Th3 Core

Why We Are Here => Web Development => Topic started by: BoL on May 18, 2018, 08:54:59 PM

Title: Language Detection / Template Extraction
Post by: BoL on May 18, 2018, 08:54:59 PM
I'm in need of two tools or at least some inspiration for best practice

1st is detecting languages used on web page, as some tests show that lang attributes are accurate 80% of the time, so something more robust that actually looks at the content. I'm aware of a technique that looks at two-three character combos which apparently works well, also perhaps popular words from each language. Anyone seen an implementation (with code or explanation) that works well?

2nd is somewhat related, evaluating 1 or more web pages from a domain and being able to detect the main content area of a page.

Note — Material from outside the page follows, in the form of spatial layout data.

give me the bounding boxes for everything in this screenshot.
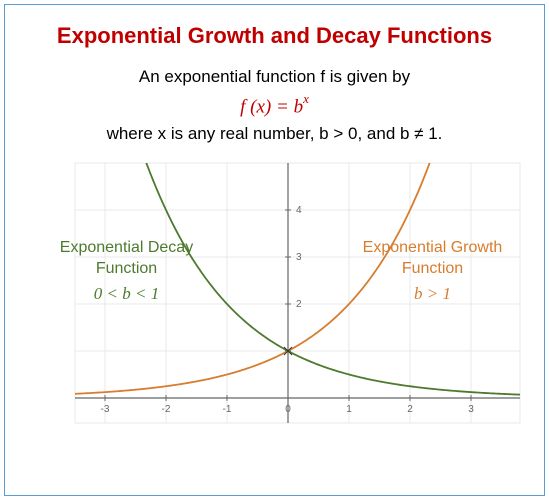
chart-area: -3 -2 -1 0 1 2 3 2 3 4 Exponential Decay Function… bbox=[20, 158, 530, 443]
formula-base: f (x) = b bbox=[240, 96, 303, 117]
decay-label-group: Exponential Decay Function 0 < b < 1 bbox=[42, 238, 212, 305]
decay-label-line2: Function bbox=[42, 259, 212, 280]
svg-text:0: 0 bbox=[285, 404, 291, 415]
figure-title: Exponential Growth and Decay Functions bbox=[57, 23, 492, 49]
svg-text:4: 4 bbox=[296, 205, 302, 216]
svg-text:-2: -2 bbox=[161, 404, 170, 415]
svg-text:3: 3 bbox=[468, 404, 474, 415]
svg-text:2: 2 bbox=[407, 404, 413, 415]
svg-text:2: 2 bbox=[296, 299, 302, 310]
growth-condition: b > 1 bbox=[348, 283, 518, 305]
formula: f (x) = bx bbox=[240, 93, 309, 118]
decay-label-line1: Exponential Decay bbox=[42, 238, 212, 259]
figure-container: Exponential Growth and Decay Functions A… bbox=[4, 4, 545, 496]
intro-text: An exponential function f is given by bbox=[139, 67, 410, 87]
condition-text: where x is any real number, b > 0, and b… bbox=[107, 124, 443, 144]
svg-text:-1: -1 bbox=[222, 404, 231, 415]
svg-text:3: 3 bbox=[296, 252, 302, 263]
growth-label-line2: Function bbox=[348, 259, 518, 280]
svg-text:1: 1 bbox=[346, 404, 352, 415]
decay-condition: 0 < b < 1 bbox=[42, 283, 212, 305]
growth-label-line1: Exponential Growth bbox=[348, 238, 518, 259]
svg-text:-3: -3 bbox=[100, 404, 109, 415]
growth-label-group: Exponential Growth Function b > 1 bbox=[348, 238, 518, 305]
formula-exponent: x bbox=[303, 91, 309, 106]
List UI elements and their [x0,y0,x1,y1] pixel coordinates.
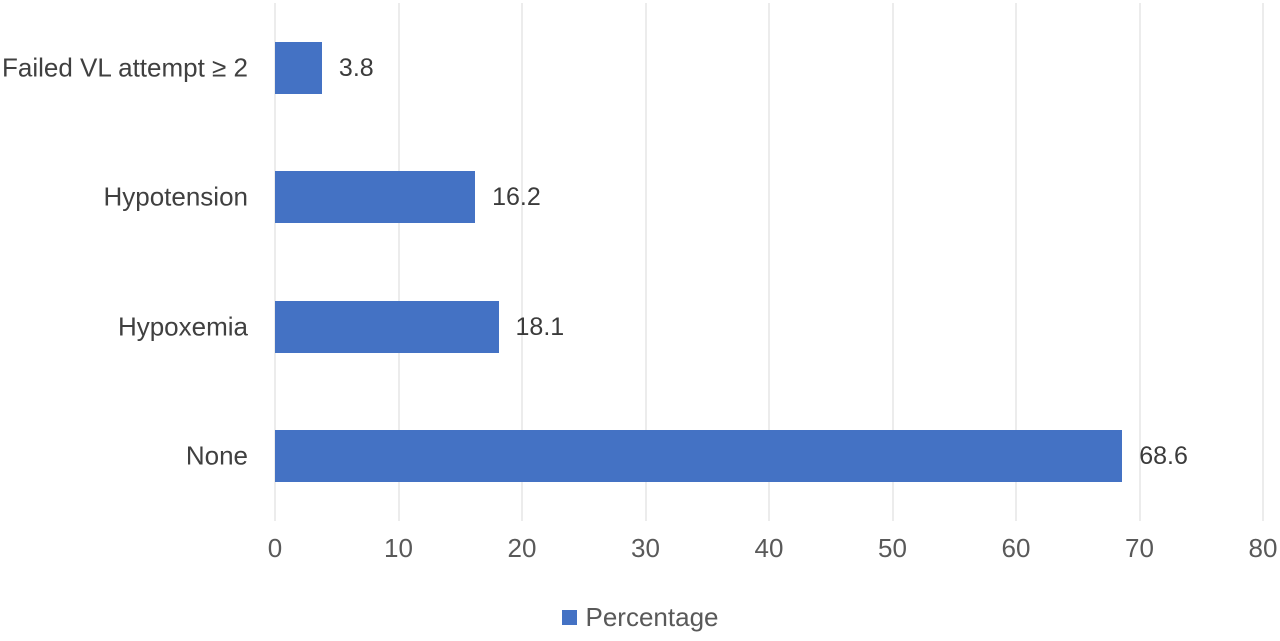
gridline [1139,3,1140,521]
gridline [892,3,893,521]
legend: Percentage [0,602,1280,633]
x-tick-label-80: 80 [1248,533,1278,563]
data-label-hypoxemia: 18.1 [515,312,565,341]
x-axis-labels: 0 10 20 30 40 50 60 70 80 [0,533,1280,569]
category-label-failed-vl-attempt-2: Failed VL attempt ≥ 2 [2,52,248,83]
gridline [398,3,399,521]
category-label-none: None [185,440,248,471]
x-tick-label-0: 0 [267,533,283,563]
gridline [768,3,770,521]
gridline [1262,3,1264,521]
category-label-hypotension: Hypotension [103,181,248,212]
bar-hypotension [275,171,476,224]
y-axis-labels: Failed VL attempt ≥ 2 Hypotension Hypoxemi… [0,3,248,521]
gridline [274,3,276,521]
bar-failed-vl-attempt-2 [275,41,322,94]
gridline [1015,3,1017,521]
legend-label: Percentage [585,602,719,632]
data-label-none: 68.6 [1139,442,1188,471]
gridline [521,3,523,521]
x-tick-label-50: 50 [878,533,907,563]
bar-none [275,430,1123,483]
category-label-hypoxemia: Hypoxemia [117,311,248,342]
x-tick-label-60: 60 [1001,533,1031,563]
x-tick-label-70: 70 [1125,533,1154,563]
data-label-hypotension: 16.2 [492,183,541,212]
plot-area: 3.8 16.2 18.1 68.6 [274,3,1264,521]
gridline [645,3,646,521]
x-tick-label-30: 30 [631,533,660,563]
x-tick-label-10: 10 [384,533,413,563]
x-tick-label-40: 40 [754,533,784,563]
bar-hypoxemia [275,300,499,353]
x-tick-label-20: 20 [507,533,537,563]
data-label-failed-vl-attempt-2: 3.8 [338,53,374,82]
legend-marker-icon [561,610,577,625]
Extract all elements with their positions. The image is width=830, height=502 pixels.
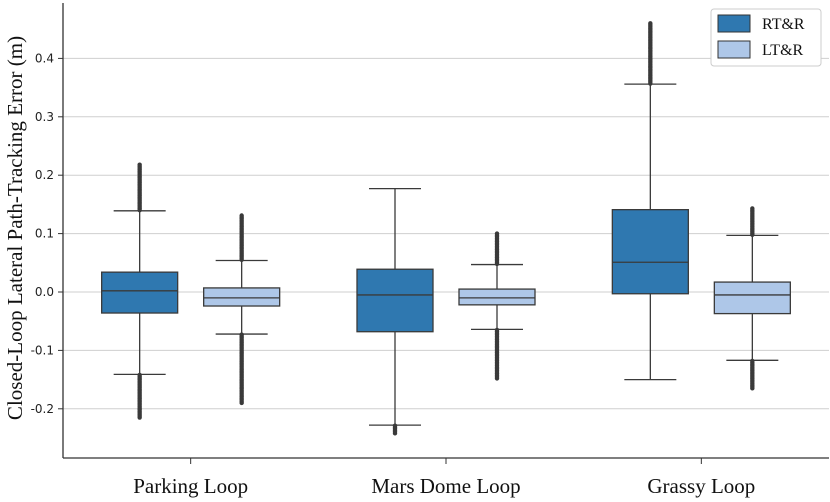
y-tick-label: 0.3 — [35, 110, 54, 124]
grid-lines — [63, 57, 829, 410]
box-rtr — [611, 21, 689, 381]
x-tick-labels: Parking Loop Mars Dome Loop Grassy Loop — [133, 458, 755, 498]
legend-label-ltr: LT&R — [762, 42, 804, 59]
iqr-box — [101, 271, 179, 314]
box-ltr — [203, 213, 281, 406]
outlier-point-high — [648, 21, 653, 26]
y-tick-label: -0.1 — [31, 343, 54, 357]
iqr-box — [611, 209, 689, 295]
outlier-point-low — [750, 358, 755, 364]
box-rtr — [101, 162, 179, 420]
y-axis-title: Closed-Loop Lateral Path-Tracking Error … — [3, 36, 27, 420]
x-tick-label: Parking Loop — [133, 474, 248, 498]
x-tick-label: Grassy Loop — [647, 474, 755, 498]
box-ltr — [713, 206, 791, 391]
y-tick-label: -0.2 — [31, 402, 54, 416]
outlier-point-high — [750, 206, 755, 211]
legend-swatch-rtr — [717, 14, 751, 33]
y-tick-label: 0.0 — [35, 285, 54, 299]
outlier-point-low — [239, 332, 244, 337]
outlier-point-low — [494, 327, 500, 333]
y-tick-labels: -0.2 -0.1 0.0 0.1 0.2 0.3 0.4 — [31, 51, 63, 416]
box-rtr — [356, 187, 434, 436]
outlier-point-high — [239, 213, 244, 218]
iqr-box — [713, 281, 791, 315]
iqr-box — [203, 287, 281, 307]
iqr-box — [458, 288, 536, 306]
outlier-point-low — [137, 372, 142, 378]
axes — [62, 3, 829, 459]
y-tick-label: 0.4 — [35, 51, 54, 65]
y-tick-label: 0.2 — [35, 168, 54, 182]
x-tick-label: Mars Dome Loop — [371, 474, 520, 498]
outlier-point-high — [494, 231, 500, 236]
legend: RT&R LT&R — [710, 8, 822, 67]
outlier-point-low — [392, 423, 398, 428]
legend-label-rtr: RT&R — [762, 16, 805, 33]
iqr-box — [356, 268, 434, 333]
outlier-point-high — [137, 162, 142, 167]
y-tick-label: 0.1 — [35, 227, 54, 241]
box-ltr — [458, 231, 536, 381]
legend-swatch-ltr — [717, 40, 751, 59]
box-series-layer — [101, 21, 791, 436]
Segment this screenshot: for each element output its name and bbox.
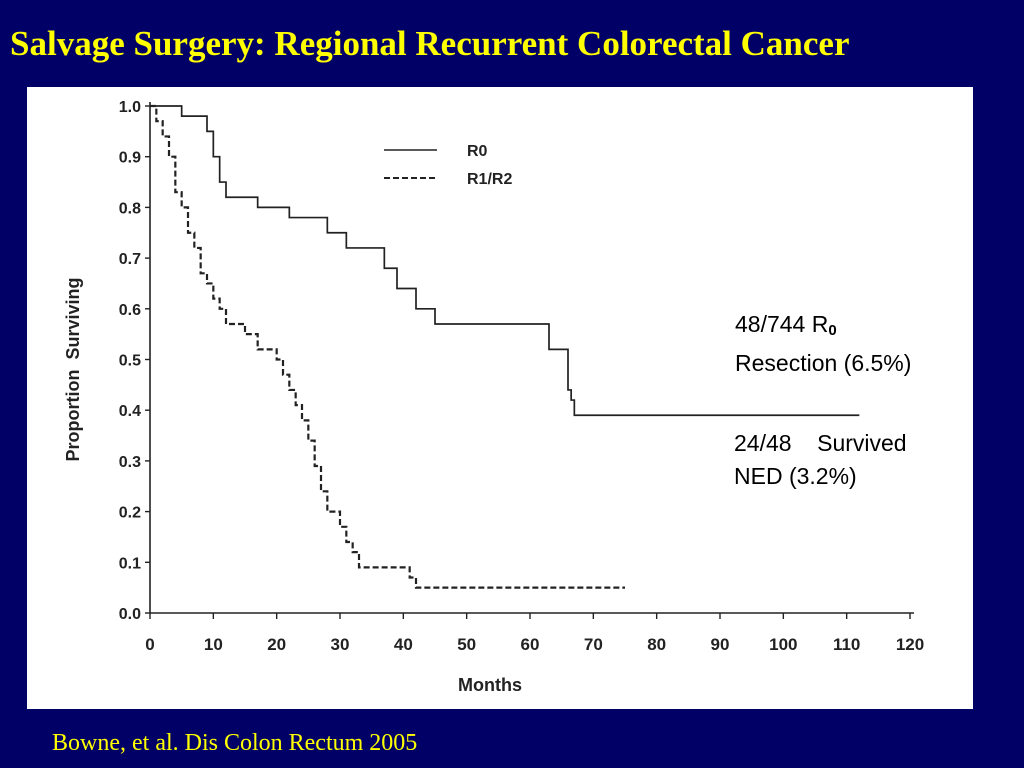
legend-label-r1-r2: R1/R2 [467, 171, 512, 188]
annotation-r0-line1: 48/744 R [735, 311, 829, 337]
slide-title: Salvage Surgery: Regional Recurrent Colo… [10, 24, 850, 63]
x-tick-label: 120 [896, 635, 924, 654]
annotation-r0-resection: 48/744 R0 Resection (6.5%) [735, 308, 911, 380]
chart-panel: 0.0 0.1 0.2 0.3 0.4 0.5 0.6 0.7 0.8 0.9 1.0 0 10 20 30… [27, 87, 973, 709]
y-axis-label: Proportion Surviving [63, 277, 83, 461]
series-line-r1-r2 [150, 104, 625, 589]
x-tick-label: 40 [394, 635, 413, 654]
y-tick-label: 0.6 [119, 302, 141, 319]
annotation-r0-line2: Resection (6.5%) [735, 350, 912, 376]
y-tick-label: 0.5 [119, 353, 141, 370]
annotation-r0-subscript: 0 [828, 322, 837, 339]
y-tick-label: 1.0 [119, 99, 141, 116]
x-tick-label: 50 [457, 635, 476, 654]
x-tick-label: 0 [145, 635, 154, 654]
y-tick-label: 0.7 [119, 251, 141, 268]
x-tick-label: 90 [711, 635, 730, 654]
citation: Bowne, et al. Dis Colon Rectum 2005 [52, 730, 418, 756]
y-tick-label: 0.0 [119, 606, 141, 623]
annotation-ned-line2: NED (3.2%) [734, 463, 857, 489]
x-tick-label: 100 [769, 635, 797, 654]
annotation-survived-ned: 24/48 Survived NED (3.2%) [734, 427, 907, 493]
annotation-ned-line1: 24/48 Survived [734, 430, 907, 456]
x-tick-label: 20 [267, 635, 286, 654]
x-tick-label: 110 [833, 635, 860, 654]
legend-label-r0: R0 [467, 143, 488, 160]
y-tick-label: 0.8 [119, 200, 141, 217]
y-tick-label: 0.4 [119, 403, 141, 420]
x-tick-label: 70 [584, 635, 603, 654]
y-tick-label: 0.2 [119, 505, 141, 522]
x-tick-label: 30 [331, 635, 350, 654]
x-axis-label: Months [458, 675, 522, 695]
series-line-r0 [150, 105, 860, 417]
x-tick-label: 10 [204, 635, 223, 654]
x-tick-label: 80 [647, 635, 666, 654]
survival-chart: 0.0 0.1 0.2 0.3 0.4 0.5 0.6 0.7 0.8 0.9 1.0 0 10 20 30… [63, 99, 924, 695]
y-tick-label: 0.3 [119, 454, 141, 471]
x-tick-label: 60 [521, 635, 540, 654]
y-tick-label: 0.1 [119, 555, 141, 572]
y-tick-label: 0.9 [119, 150, 141, 167]
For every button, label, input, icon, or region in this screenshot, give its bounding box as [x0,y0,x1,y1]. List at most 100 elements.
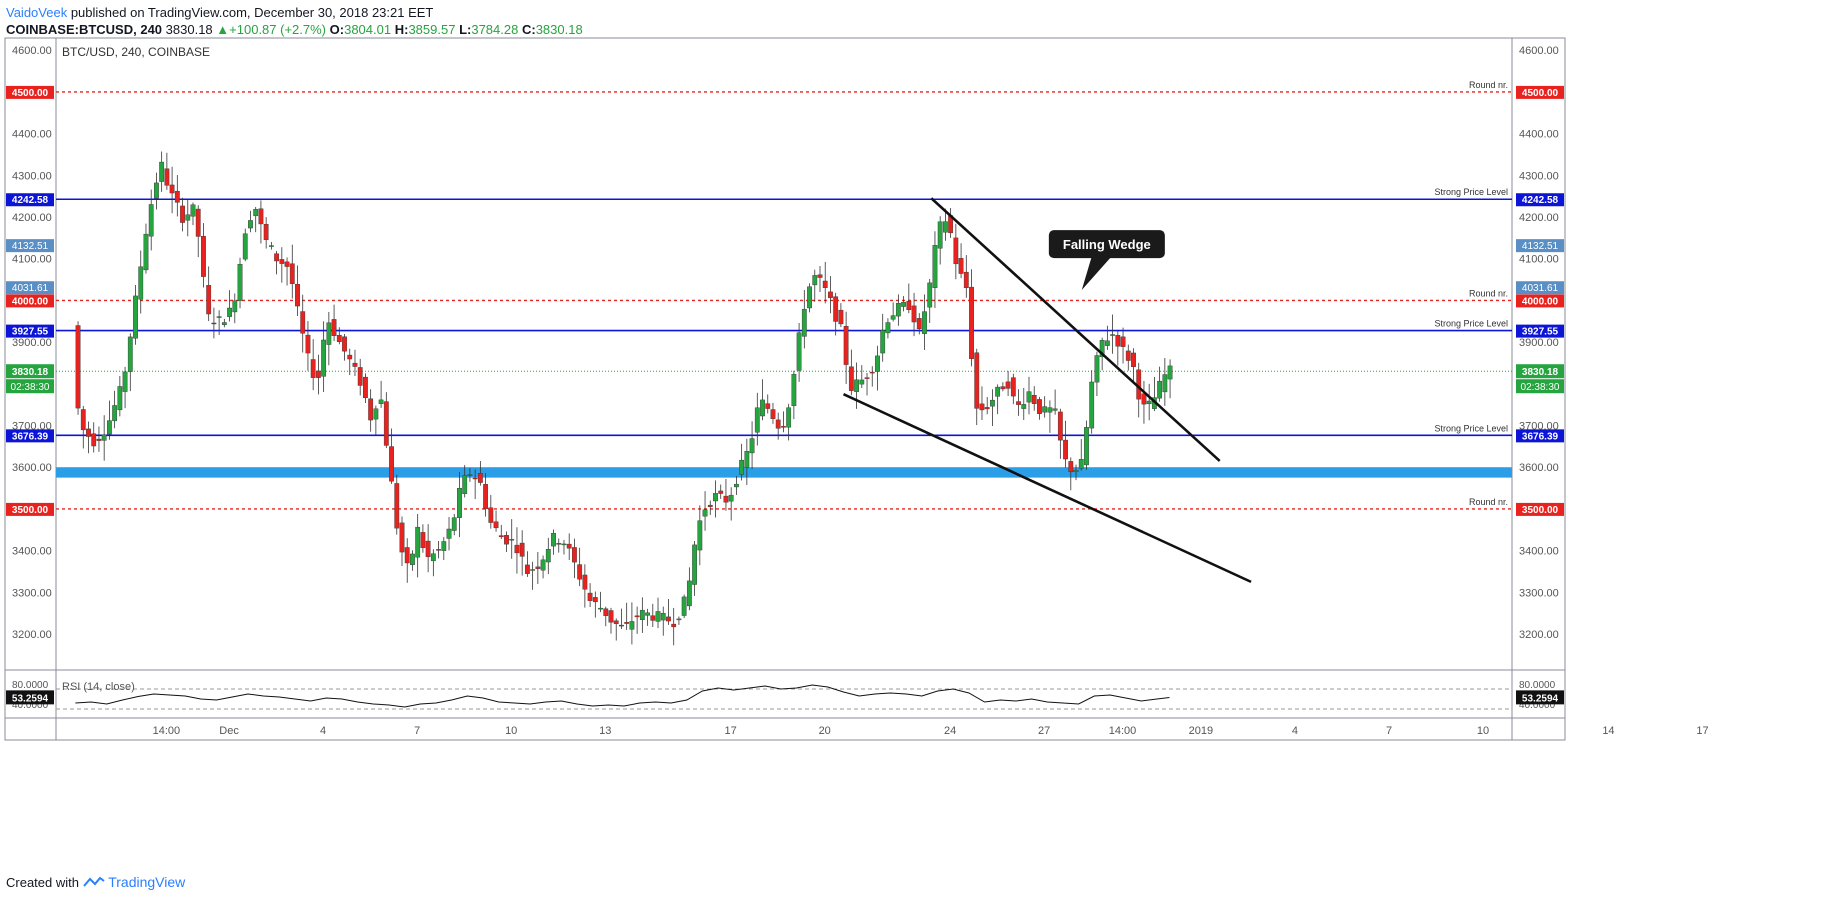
bull-candle [639,609,645,620]
bear-candle [817,274,823,278]
x-tick-label: 14 [1602,725,1614,737]
bull-candle [551,533,556,547]
bull-candle [410,553,415,565]
ohlc-legend: COINBASE:BTCUSD, 240 3830.18 ▲+100.87 (+… [6,22,583,37]
bull-candle [1157,380,1163,399]
level-note: Strong Price Level [1434,187,1508,197]
price-badge-left [6,281,54,295]
bull-candle [1078,459,1084,469]
bear-candle [493,521,499,529]
y-tick-label-right: 3600.00 [1519,462,1559,474]
bear-candle [472,477,478,480]
price-badge-left-text: 4031.61 [12,283,49,294]
y-tick-label-left: 3300.00 [12,587,52,599]
bear-candle [289,263,295,284]
y-tick-label-left: 3900.00 [12,337,52,349]
bull-candle [1162,374,1168,393]
bear-candle [331,319,337,336]
bull-candle [216,316,222,318]
bear-candle [420,532,426,548]
wedge-trendline [930,197,1221,462]
bear-candle [342,336,347,352]
bear-candle [671,623,677,628]
bull-candle [895,302,901,317]
bear-candle [368,398,374,421]
bull-candle [154,182,159,199]
bull-candle [1094,355,1100,383]
price-badge-right [1516,281,1564,295]
rsi-value-badge-right-text: 53.2594 [1522,693,1559,704]
bull-candle [530,569,536,571]
last-price-badge-right [1516,364,1564,379]
bear-candle [666,616,671,622]
author-link[interactable]: VaidoVeek [6,5,68,20]
symbol-label: COINBASE:BTCUSD, 240 [6,22,163,37]
bull-candle [760,399,765,417]
bear-candle [822,280,828,288]
bull-candle [117,386,123,411]
bull-candle [901,302,906,307]
bear-candle [770,409,776,419]
bear-candle [425,540,431,558]
bull-candle [248,220,253,229]
bear-candle [974,352,980,409]
tradingview-brand-link[interactable]: TradingView [108,874,186,890]
x-tick-label: 14:00 [153,725,181,737]
bear-candle [979,403,985,411]
bear-candle [1115,335,1121,347]
level-badge-right-text: 4000.00 [1522,296,1559,307]
bull-candle [540,559,546,571]
bear-candle [195,208,201,237]
bear-candle [1120,336,1126,347]
countdown-badge-left-text: 02:38:30 [11,382,50,393]
level-note: Strong Price Level [1434,319,1508,329]
chart-frame [4,37,1566,741]
level-badge-left [6,502,54,516]
change-text: +100.87 (+2.7%) [229,22,327,37]
bear-candle [279,259,285,264]
bear-candle [1031,395,1037,404]
bear-candle [394,483,400,529]
rsi-value-badge-left-text: 53.2594 [12,693,49,704]
bull-candle [890,315,896,320]
publish-info: VaidoVeek published on TradingView.com, … [6,5,433,20]
bull-candle [138,266,144,300]
bear-candle [916,318,922,330]
bull-candle [859,379,865,385]
bear-candle [577,564,583,580]
bear-candle [383,401,389,446]
bull-candle [185,214,191,221]
bear-candle [1063,439,1068,460]
x-tick-label: 27 [1038,725,1050,737]
level-note: Round nr. [1469,288,1508,298]
bull-candle [242,233,248,260]
x-tick-label: Dec [219,725,239,737]
annotation-text: Falling Wedge [1063,237,1151,252]
y-tick-label-right: 4100.00 [1519,254,1559,266]
bear-candle [357,367,363,386]
bear-candle [603,608,609,616]
bull-candle [875,355,880,372]
bear-candle [984,407,990,410]
bull-candle [561,543,567,546]
x-tick-label: 4 [320,725,326,737]
bull-candle [937,221,943,249]
bear-candle [164,168,170,186]
open-label: O: [329,22,345,37]
bull-candle [1047,407,1053,413]
footer: Created with TradingView [6,874,185,890]
bear-candle [1010,377,1016,397]
bull-candle [995,386,1001,397]
rsi-tick-right: 80.0000 [1519,680,1556,691]
price-badge-left-text: 4132.51 [12,241,49,252]
bull-candle [321,339,327,377]
level-badge-right [1516,294,1564,308]
bull-candle [629,621,635,630]
countdown-badge-left [6,379,54,394]
y-tick-label-left: 4400.00 [12,129,52,141]
bear-candle [958,258,964,274]
price-badge-right-text: 4031.61 [1522,283,1559,294]
y-tick-label-left: 4100.00 [12,254,52,266]
level-badge-right [1516,429,1564,443]
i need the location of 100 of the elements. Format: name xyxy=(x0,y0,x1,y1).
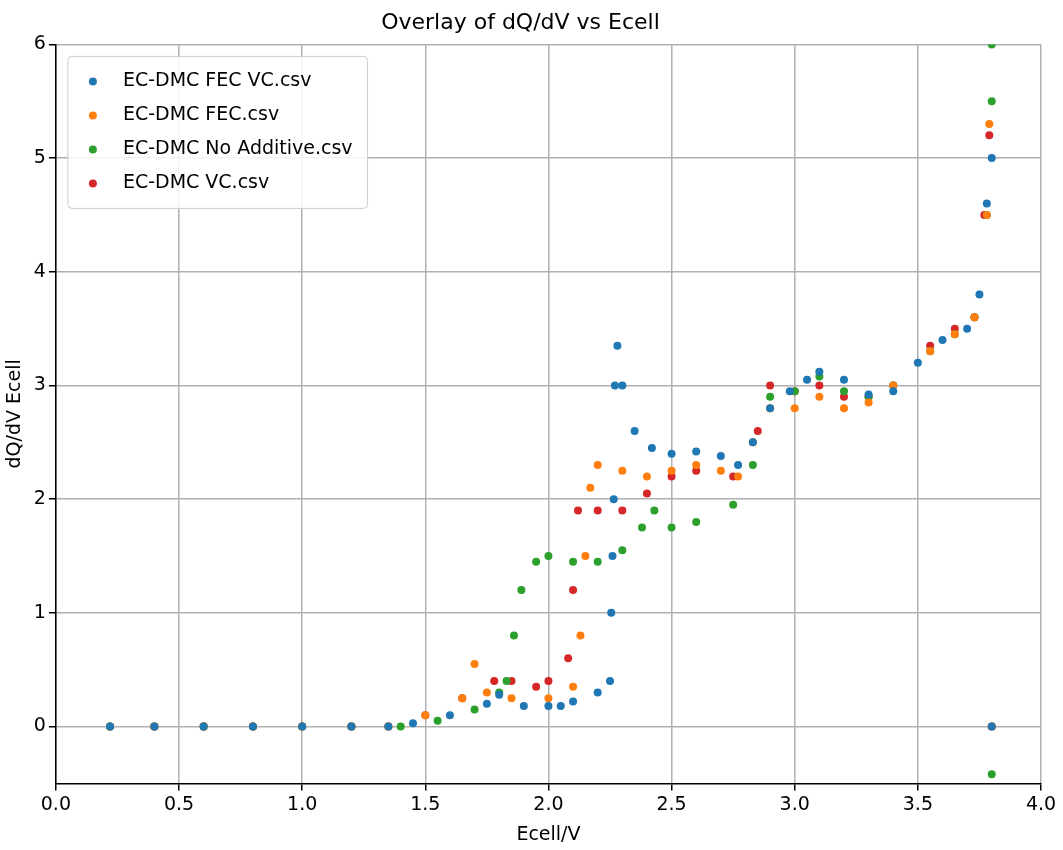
point xyxy=(482,688,491,697)
point xyxy=(839,387,848,396)
x-tick-label: 0.0 xyxy=(40,791,71,814)
point xyxy=(667,449,676,458)
point xyxy=(445,711,454,720)
point xyxy=(569,557,578,566)
point xyxy=(613,341,622,350)
point xyxy=(610,381,619,390)
point xyxy=(982,199,991,208)
point xyxy=(716,466,725,475)
point xyxy=(581,552,590,561)
point xyxy=(647,444,656,453)
point xyxy=(544,552,553,561)
point xyxy=(618,381,627,390)
point xyxy=(609,495,618,504)
point xyxy=(692,461,701,470)
x-tick-label: 1.5 xyxy=(410,791,441,814)
point xyxy=(985,131,994,140)
point xyxy=(564,654,573,663)
point xyxy=(642,472,651,481)
legend-label: EC-DMC VC.csv xyxy=(122,170,270,193)
point xyxy=(975,290,984,299)
y-axis-title: dQ/dV Ecell xyxy=(2,359,25,469)
point xyxy=(667,523,676,532)
point xyxy=(482,699,491,708)
point xyxy=(408,719,417,728)
point xyxy=(938,336,947,344)
x-tick-label: 2.5 xyxy=(656,791,687,814)
point xyxy=(593,688,602,697)
point xyxy=(753,426,762,435)
point xyxy=(815,392,824,401)
point xyxy=(544,677,553,686)
point xyxy=(586,483,595,492)
point xyxy=(396,722,405,731)
point xyxy=(963,324,972,333)
point xyxy=(544,702,553,711)
point xyxy=(650,506,659,515)
point xyxy=(569,586,578,595)
point xyxy=(766,381,775,390)
y-tick-label: 0 xyxy=(33,713,46,736)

Seen anything that claims to work well (code or explanation would be great)
Title: Re: Language Detection / Template Extraction
Post by: littleman on May 18, 2018, 09:41:43 PM
BoL, that's an interesting challenge.  I never have had to deal with sorting languages.

I poked around a bit to see what was out there.
https://github.com/optimaize/language-detector
http://pear.php.net/package/Text_LanguageDetect
(you may have already known about these...)
Title: Re: Language Detection / Template Extraction
Post by: BoL on May 22, 2018, 08:26:49 AM
Thanks Littleman, those both look very helpful. Having read around it seems detections can get as good as 99%, at least for the major languages. I'll dig around to see how those compare.

The template extraction problem I have an idea of how one would work but there's doesn't seem to be much (public) code out there, and it is much more of a SE-specific problem than language.